Um terceiro crime hediondo: a utilização de menores para alimentar o consumo e produzir lucro através de mensagens de sexualidade velada.

Por que nem processo se abre contra os responsáveis por esta situação, autores desses crimes hediondos?

Por que os autores desses delitos hediondos têm a hipocrisia de apontar o dedo de condenação para crimes de muito menor gravidade, como o da criança de 14 anos que pratica um furto, ou mesmo um assalto?

Cícero, à face do criminoso Catilina, inimigo da Pátria, perguntava: Quousque tandem abutere, Catilina, patientia nostra?

A propósito desta citação, que saudade tenho do Latim de minha juventude e do Professor Virgílio Milanez que nos introduziu em Horácio, Ovídio, Lucrécio, Tácito e tantos outros.

Mas como hoje não se estuda Latim, aí vai a tradução da frase citada: Até quando, ó Catilina, abusarás da nossa paciência?

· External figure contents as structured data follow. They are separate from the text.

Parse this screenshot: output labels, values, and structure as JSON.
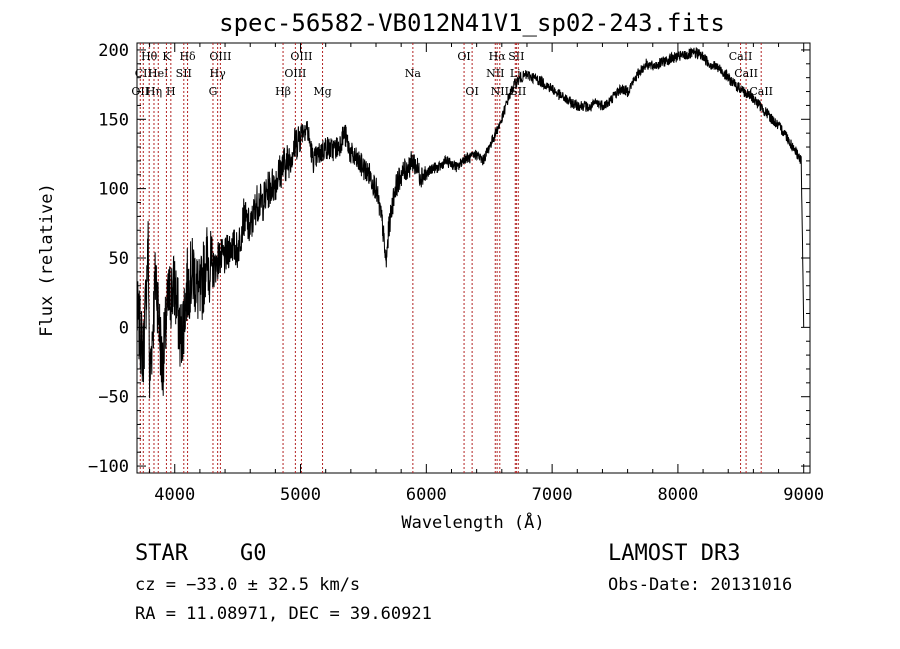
{
  "chart_data": {
    "type": "line",
    "title": "spec-56582-VB012N41V1_sp02-243.fits",
    "xlabel": "Wavelength (Å)",
    "ylabel": "Flux (relative)",
    "xlim": [
      3700,
      9050
    ],
    "ylim": [
      -105,
      205
    ],
    "x_ticks": [
      4000,
      5000,
      6000,
      7000,
      8000,
      9000
    ],
    "y_ticks": [
      -100,
      -50,
      0,
      50,
      100,
      150,
      200
    ],
    "grid": false,
    "series": [
      {
        "name": "flux",
        "points": [
          [
            3700,
            10
          ],
          [
            3750,
            -20
          ],
          [
            3790,
            60
          ],
          [
            3800,
            -40
          ],
          [
            3850,
            40
          ],
          [
            3900,
            -30
          ],
          [
            3950,
            20
          ],
          [
            4000,
            30
          ],
          [
            4050,
            -10
          ],
          [
            4100,
            30
          ],
          [
            4150,
            40
          ],
          [
            4200,
            20
          ],
          [
            4250,
            50
          ],
          [
            4300,
            40
          ],
          [
            4350,
            50
          ],
          [
            4400,
            50
          ],
          [
            4450,
            60
          ],
          [
            4500,
            55
          ],
          [
            4550,
            80
          ],
          [
            4600,
            70
          ],
          [
            4650,
            90
          ],
          [
            4700,
            90
          ],
          [
            4750,
            100
          ],
          [
            4800,
            105
          ],
          [
            4850,
            115
          ],
          [
            4900,
            120
          ],
          [
            4950,
            130
          ],
          [
            5000,
            140
          ],
          [
            5050,
            145
          ],
          [
            5100,
            120
          ],
          [
            5150,
            125
          ],
          [
            5200,
            130
          ],
          [
            5250,
            128
          ],
          [
            5300,
            130
          ],
          [
            5350,
            140
          ],
          [
            5400,
            125
          ],
          [
            5450,
            120
          ],
          [
            5500,
            115
          ],
          [
            5550,
            110
          ],
          [
            5600,
            100
          ],
          [
            5650,
            75
          ],
          [
            5680,
            45
          ],
          [
            5700,
            70
          ],
          [
            5750,
            100
          ],
          [
            5800,
            110
          ],
          [
            5850,
            115
          ],
          [
            5900,
            120
          ],
          [
            5950,
            110
          ],
          [
            6000,
            110
          ],
          [
            6050,
            115
          ],
          [
            6100,
            115
          ],
          [
            6150,
            120
          ],
          [
            6200,
            118
          ],
          [
            6250,
            115
          ],
          [
            6300,
            122
          ],
          [
            6350,
            122
          ],
          [
            6400,
            125
          ],
          [
            6450,
            120
          ],
          [
            6500,
            130
          ],
          [
            6550,
            140
          ],
          [
            6600,
            150
          ],
          [
            6650,
            165
          ],
          [
            6700,
            175
          ],
          [
            6750,
            180
          ],
          [
            6800,
            182
          ],
          [
            6850,
            180
          ],
          [
            6900,
            178
          ],
          [
            6950,
            175
          ],
          [
            7000,
            172
          ],
          [
            7050,
            168
          ],
          [
            7100,
            165
          ],
          [
            7150,
            162
          ],
          [
            7200,
            160
          ],
          [
            7250,
            160
          ],
          [
            7300,
            158
          ],
          [
            7350,
            162
          ],
          [
            7400,
            160
          ],
          [
            7450,
            162
          ],
          [
            7500,
            168
          ],
          [
            7550,
            172
          ],
          [
            7600,
            170
          ],
          [
            7650,
            178
          ],
          [
            7700,
            185
          ],
          [
            7750,
            190
          ],
          [
            7800,
            188
          ],
          [
            7850,
            190
          ],
          [
            7900,
            192
          ],
          [
            7950,
            194
          ],
          [
            8000,
            195
          ],
          [
            8050,
            196
          ],
          [
            8100,
            197
          ],
          [
            8150,
            198
          ],
          [
            8200,
            195
          ],
          [
            8250,
            190
          ],
          [
            8300,
            188
          ],
          [
            8350,
            185
          ],
          [
            8400,
            180
          ],
          [
            8450,
            175
          ],
          [
            8500,
            172
          ],
          [
            8550,
            168
          ],
          [
            8600,
            165
          ],
          [
            8650,
            160
          ],
          [
            8700,
            155
          ],
          [
            8750,
            150
          ],
          [
            8800,
            145
          ],
          [
            8850,
            140
          ],
          [
            8900,
            132
          ],
          [
            8950,
            125
          ],
          [
            8980,
            120
          ],
          [
            9000,
            0
          ]
        ]
      }
    ],
    "spectral_lines": [
      {
        "x": 3726,
        "label": "OII",
        "row": 3
      },
      {
        "x": 3750,
        "label": "CII",
        "row": 2
      },
      {
        "x": 3797,
        "label": "Hθ",
        "row": 1
      },
      {
        "x": 3835,
        "label": "Hη",
        "row": 3
      },
      {
        "x": 3869,
        "label": "HeI",
        "row": 2
      },
      {
        "x": 3934,
        "label": "K",
        "row": 1
      },
      {
        "x": 3969,
        "label": "H",
        "row": 3
      },
      {
        "x": 4072,
        "label": "SII",
        "row": 2
      },
      {
        "x": 4102,
        "label": "Hδ",
        "row": 1
      },
      {
        "x": 4304,
        "label": "G",
        "row": 3
      },
      {
        "x": 4341,
        "label": "Hγ",
        "row": 2
      },
      {
        "x": 4363,
        "label": "OIII",
        "row": 1
      },
      {
        "x": 4861,
        "label": "Hβ",
        "row": 3
      },
      {
        "x": 4959,
        "label": "OIII",
        "row": 2
      },
      {
        "x": 5007,
        "label": "OIII",
        "row": 1
      },
      {
        "x": 5175,
        "label": "Mg",
        "row": 3
      },
      {
        "x": 5893,
        "label": "Na",
        "row": 2
      },
      {
        "x": 6300,
        "label": "OI",
        "row": 1
      },
      {
        "x": 6364,
        "label": "OI",
        "row": 3
      },
      {
        "x": 6548,
        "label": "NII",
        "row": 2
      },
      {
        "x": 6563,
        "label": "Hα",
        "row": 1
      },
      {
        "x": 6584,
        "label": "NII",
        "row": 3
      },
      {
        "x": 6716,
        "label": "SII",
        "row": 1
      },
      {
        "x": 6707,
        "label": "Li",
        "row": 2
      },
      {
        "x": 6731,
        "label": "SII",
        "row": 3
      },
      {
        "x": 8498,
        "label": "CaII",
        "row": 1
      },
      {
        "x": 8542,
        "label": "CaII",
        "row": 2
      },
      {
        "x": 8662,
        "label": "CaII",
        "row": 3
      }
    ],
    "line_color": "#b22222"
  },
  "info": {
    "class": "STAR",
    "subclass": "G0",
    "survey": "LAMOST DR3",
    "cz": "cz = −33.0 ± 32.5 km/s",
    "obs_date": "Obs-Date: 20131016",
    "radec": "RA =  11.08971, DEC =  39.60921"
  }
}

Podemos apontar o dedo condenatório para os que fecham os olhos à face dos crimes hediondos acima citados e repetir a apóstrofe fulminante de Marco Túlio Cícero:

Até quando, hipócritas, abusareis de nossa paciência? Até quando, por covardia, não sois capazes de dar nome aos bois, denunciando os autores dos verdadeiros crimes hediondos?

Por que vossa palavra enche-se de ódio para condenar autores de crimes hediondos no varejo, e silencia-se diante dos crimes hediondos por atacado?

Vós sabeis que os menores vilipenpiados por vossa censura não podem vos fazer mal algum. Basta trancafiá-los e estarão reduzidos à imobilidade. É fácil execrá-los.

Quanto aos grandes criminosos, estes são poderosos. Têm força para replicar com energia vossos reparos e até mesmo levá-los a tribunal, em razão de vosso atrevimento de considerá-los criminosos quando, na verdade, são benfeitores.

Dão até cesta de Natal para os pobres.

 

João Baptista Herkenhoff é palestrante (ES) e escritor.